JERUSALEM (JTA) — A Syrian infiltrator who breached Israel’s border during Nakba Day protests turned himself in to police in Tel Aviv.
A Tel Aviv court on Tuesday ordered Hassan Hijazi, who said he entered Israel to look for a job, held until later in the week. Two other infiltrators discovered to still be in Israel were returned Tuesday to Syria.
They were among hundreds who breached Israel’s border on Sunday.
Hijazi, 28, in an interview Monday on Israel’s Channel 10 said he hitchhiked and took a public bus to get from the village of Majdal Shams in the Golan Heights, which was the site of the Nakba Day riots, to Tel Aviv.
Hijazi, reportedly a civil servant in Syria’s education department, said he had gone to Jaffa in search of his parents’ former home, which they left in 1948.
He said it was his "dream" to visit Jaffa and that he did not want to return to Syria.
"I want to stay here in my village, where my father and grandfather were born," Hijazi told reporters.
Meanwhile, more than 350 protesters were hurt during clashes with Egyptian police in front of Israel’s embassy in Cairo.

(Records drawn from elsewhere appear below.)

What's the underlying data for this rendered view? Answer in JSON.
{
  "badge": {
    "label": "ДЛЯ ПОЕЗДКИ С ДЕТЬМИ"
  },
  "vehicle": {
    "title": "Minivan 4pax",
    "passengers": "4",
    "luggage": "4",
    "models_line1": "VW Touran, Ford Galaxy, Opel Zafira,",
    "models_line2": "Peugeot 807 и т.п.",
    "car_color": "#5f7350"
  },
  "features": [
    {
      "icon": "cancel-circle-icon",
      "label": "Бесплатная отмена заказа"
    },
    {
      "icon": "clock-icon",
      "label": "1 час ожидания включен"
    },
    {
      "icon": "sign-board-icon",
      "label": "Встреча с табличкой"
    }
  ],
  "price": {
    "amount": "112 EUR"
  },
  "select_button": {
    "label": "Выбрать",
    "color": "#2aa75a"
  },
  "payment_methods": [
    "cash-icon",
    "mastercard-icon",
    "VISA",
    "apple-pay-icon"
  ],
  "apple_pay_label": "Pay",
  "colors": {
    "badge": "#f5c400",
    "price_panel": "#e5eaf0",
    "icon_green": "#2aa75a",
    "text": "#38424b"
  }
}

The protesters gathered late Sunday in front of the embassy to mark Nakba Day, or the catastrophe — the date of the founding of the modern state of Israel — and broke through a barricade in front of the embassy. Police fired tear gas to force them back, Egypt’s MENA news agency reported Monday.
Many of the injuries came from tear gas inhalation. Some 45 people were hospitalized.